SS2 isn’t so much a sequel as a fulfillment: realizing the dream of every artist to become a sovereign without exerting force. This iconoclastic stance notably echoes Thug’s once-idol (now: ?) Wayne who also sang no predecessor’s praise on No Ceilings‘ “Oh Let’s Do It”: “I keep them tools on me / Get the screwface / Flowers for the dead / Here’s a bouquet.”
Experimental collaborators are undoubtedly crucial to releasing this kind of material, but self-composition is its own special prize.

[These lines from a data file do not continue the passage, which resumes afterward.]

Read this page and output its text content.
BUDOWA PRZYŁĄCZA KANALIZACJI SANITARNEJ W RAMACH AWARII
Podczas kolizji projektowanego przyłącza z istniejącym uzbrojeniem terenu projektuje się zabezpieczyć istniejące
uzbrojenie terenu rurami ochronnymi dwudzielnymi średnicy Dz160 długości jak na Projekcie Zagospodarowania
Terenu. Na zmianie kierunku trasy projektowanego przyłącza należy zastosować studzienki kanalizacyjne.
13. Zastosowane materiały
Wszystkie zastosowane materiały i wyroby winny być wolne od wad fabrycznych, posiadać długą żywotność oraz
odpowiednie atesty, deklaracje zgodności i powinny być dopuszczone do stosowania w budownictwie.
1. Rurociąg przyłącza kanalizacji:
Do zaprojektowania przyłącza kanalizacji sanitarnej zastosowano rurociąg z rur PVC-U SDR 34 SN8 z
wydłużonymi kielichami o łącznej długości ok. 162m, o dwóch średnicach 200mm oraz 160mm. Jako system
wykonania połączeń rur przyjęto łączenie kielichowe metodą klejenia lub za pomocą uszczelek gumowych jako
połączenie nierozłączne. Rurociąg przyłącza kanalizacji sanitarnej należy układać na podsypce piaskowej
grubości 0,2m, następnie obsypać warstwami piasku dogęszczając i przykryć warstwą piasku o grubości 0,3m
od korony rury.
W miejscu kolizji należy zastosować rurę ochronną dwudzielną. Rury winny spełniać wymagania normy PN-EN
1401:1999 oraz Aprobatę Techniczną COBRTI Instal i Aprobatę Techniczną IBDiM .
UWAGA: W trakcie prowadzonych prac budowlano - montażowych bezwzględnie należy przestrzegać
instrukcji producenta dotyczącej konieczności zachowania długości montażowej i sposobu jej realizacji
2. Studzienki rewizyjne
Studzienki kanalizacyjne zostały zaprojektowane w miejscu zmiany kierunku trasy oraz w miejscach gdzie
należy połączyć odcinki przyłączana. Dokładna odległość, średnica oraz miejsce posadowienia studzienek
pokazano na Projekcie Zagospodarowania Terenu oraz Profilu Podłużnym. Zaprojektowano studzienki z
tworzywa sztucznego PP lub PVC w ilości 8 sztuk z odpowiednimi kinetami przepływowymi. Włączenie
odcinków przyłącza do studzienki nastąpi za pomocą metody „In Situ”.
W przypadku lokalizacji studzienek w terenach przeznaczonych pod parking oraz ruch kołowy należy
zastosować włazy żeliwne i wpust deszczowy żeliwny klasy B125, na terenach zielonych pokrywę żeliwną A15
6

Some quick notes compiled at first listen:
• while I do miss the delirious crunk vibe of Slime Season this turnt Netflix & chill one is OK too;
• there’s such easy control in Thug’s voice, evidence of a true innovator holding relaxed reign over his ultra-stylized syncopation and variation;
• the engineering production (from Alex Tumay) is smooth and highly consistent from track to track, its aural richness and precision never overpowering the unpredictable shifts and slides in Thug’s vocal landscape;
• though it might share with What a Time to Be Alive the polish of a studio album and the quickly-lit furnace of internet buzz, SS2 is more voluminous (20+ tracks) and off the cuff (e.g. Thug taking a polite aside to introduce Atlanta producer Wheezy as a new collaborative partner);
• the combinatorial power that makes Thug Thug is in full effect here, but at the center of all the free play is a big, red, juicy pumping heart;
• that heart is beating wildly and unapologetically for a lover or girlfriend than an ex-ed out ex (see: #WATTBA);
• more cannabis resin than codeine vapor;
• I was hoping for more tracks from LondonOnDaTrack and Southside (who still hold a respectable number of producer spots) but “Raw (Might Just)” from Treasure Fingers pushes and stretches Thug’s additive sound in a soulful and confident direction;
• “Flaws” is the fastest octane I’ve heard someone rap—and speed is a piss-poor indicator of brilliance—just before slowing their delivery into a whooshy smoothie blend … only to unbalance and ignite it all over again;
• there’s almost no decent music criticism of Thug except for what the thoroughfares of these internet streets have to say about him—and unlike more established, marquee-name “stars,” he takes great latitude in responding to the swelling demand for new tracks with timely, dizzyingly prolific, high-note scream output;
• there are almost no major awards and accolades thrust upon Young Thug from any corner of the music industry; that reveals far more about their prejudices and “taste”-induced impairment than it does about him.